Five ways the UK differs from the US at the supermarket
Kate Fischer, senior account director – creative, Sun Branding Solutions
A supermarket is a supermarket, wherever in the world you happen to be, right? Actually, a lot has changed in the last year and frequent trips my homeland – the US – remind me of the sometimes subtle, but often significant differences that throw light on the differences in shopping habits on each side of the pond.
Here’s my take on five elements that highlight just how different supermarket environments are – and how we all shop them
1. Size isn’t everything
Superstores are essentially an American development. But they’re far from being the only gig in town. Across the board in the US, there is more variety than the UK. The big two (Walmart and Kroger) command less than half (45%) of the market, whereas in the UK that figure rises significantly to 71% of market taken by ‘big four’ (Tesco, Sainsbury’s, ASDA and Morrisons).
So, in the US, if you live on the coasts or in a big city, supermarket size is similar to the UK, there are many small convenience stores, and lots of variety locally. In more central - and especially more rural - America, there are fewer, larger shops, and more truly gargantuan superstores. All this, no doubt, is due to simple logistical differences, but it also points to the diversity of the population in the States leading to a wider variety of tastes that even the big guys find difficult to satiate in one place.
2. Order, order
Aesthetically and organisationally, big American superstores can be thought to be more disorderly than British supermarkets. However, it’s important to compare like-for-like: a warehouse-like Walmart is never going to have the crisp layout of a small Waitrose, or be able to implement a consistent aesthetic like M&S’s ‘Summer of Flavour’. Yet some US shops such as Fresh Market, Publix, or Trader Joes have moved with the times when it comes to tighter and more orderly layouts. Even Walmart’s Neighborhood Markets give their UK counterparts something to think about.

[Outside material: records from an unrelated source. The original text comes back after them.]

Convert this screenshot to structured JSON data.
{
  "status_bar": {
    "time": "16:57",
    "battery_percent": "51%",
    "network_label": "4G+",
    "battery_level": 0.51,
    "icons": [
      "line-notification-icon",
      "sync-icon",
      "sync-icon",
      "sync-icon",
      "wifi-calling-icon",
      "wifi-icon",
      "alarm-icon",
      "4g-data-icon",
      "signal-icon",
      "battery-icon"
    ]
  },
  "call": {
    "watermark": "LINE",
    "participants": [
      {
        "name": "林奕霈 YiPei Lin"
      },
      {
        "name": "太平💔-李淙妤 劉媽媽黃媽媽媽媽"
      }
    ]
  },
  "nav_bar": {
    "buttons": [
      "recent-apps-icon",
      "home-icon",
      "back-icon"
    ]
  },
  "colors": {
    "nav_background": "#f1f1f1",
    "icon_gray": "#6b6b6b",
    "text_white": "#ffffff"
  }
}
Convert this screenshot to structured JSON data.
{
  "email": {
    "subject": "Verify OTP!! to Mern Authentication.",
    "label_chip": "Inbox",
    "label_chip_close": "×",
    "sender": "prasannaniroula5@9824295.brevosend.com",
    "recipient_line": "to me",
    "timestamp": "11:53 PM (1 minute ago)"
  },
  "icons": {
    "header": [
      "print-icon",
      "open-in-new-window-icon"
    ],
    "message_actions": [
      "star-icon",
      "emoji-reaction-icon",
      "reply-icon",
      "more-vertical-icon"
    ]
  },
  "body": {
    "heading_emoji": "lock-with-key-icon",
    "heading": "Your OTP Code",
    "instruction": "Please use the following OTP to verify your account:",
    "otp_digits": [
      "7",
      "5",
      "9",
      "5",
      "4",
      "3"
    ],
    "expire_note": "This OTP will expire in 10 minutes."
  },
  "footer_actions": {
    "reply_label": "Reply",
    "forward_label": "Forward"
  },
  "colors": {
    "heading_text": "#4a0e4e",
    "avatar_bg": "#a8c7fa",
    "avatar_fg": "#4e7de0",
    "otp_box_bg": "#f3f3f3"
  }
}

Publix, or Trader Joes have moved with the times when it comes to tighter and more orderly layouts. Even Walmart’s Neighborhood Markets give their UK counterparts something to think about.
3. Where less is more
British consumers used to favour simplicity of packaging design more than Americans. However, the gap is shortening and the US design tastes are swinging to be more natural and considered.
Compare, for example, Target’s old and new designs (credit dieline.com). The old design was utilitarian and tried to cram everything on the front. The new design is foodie, considered and screams good quality.
This trend is growing the US although big brands like Tropicana are still less confident rebranding in my homeland. The recent UK design is fresh, natural and has added wit to their designs, where the US design may still be feeling the pain of their redesign disaster in 2009.
It feels as if retailers are feeling a bit free to embrace less is more in America.
4. Online shopping
Partly due to the vast distances which determine much of the character of US supermarkets, many parts of the country lag when it comes to online grocery shopping. Traditionally, it has been difficult for online food sales to take off in the US to the extent they are in the UK.
With the recent acquisition of Wholefoods by Amazon, the online landscape is now an exciting place to ponder. The acquisition, from my view, is a work of genius and will undoubtedly bring exciting advancements in retail food sales.
5. Own-Label/Private Brand vs. Branded Design
Brands still retain a strong hold in the US, while in the UK, the popularity of own-label has grown expontentially over the last fifteen years. A growing 65% of UK shoppers believe own-label is as good as brands, supermarket own-labels generate more than half of UK grocery sales, and nearly 100% of fruit and vegetables sales.
State-side, retailers are beginning to showcase their own-label brands, known as private brands, and some are making big waves in the last year. Walmart have re-designed their core food brand Great Value perhaps in response to what Target had done with their brand Pantry.
It will be interesting over the next year to keep an eye on the supermarket giants to see how the US battle for own label ensues. And with international awards like the Vertex award, it is exciting think about who is rewarded for excellent design.
However, great design isn’t only for the Target, Trader Joes, and Walmart. Giant Eagle is the 49th largest retailer in the US. Their award-winning design for Market District Appetizers could be straight from our very own M&S or Waitrose. The global race for great design to sell great products has begun and I for one am excited!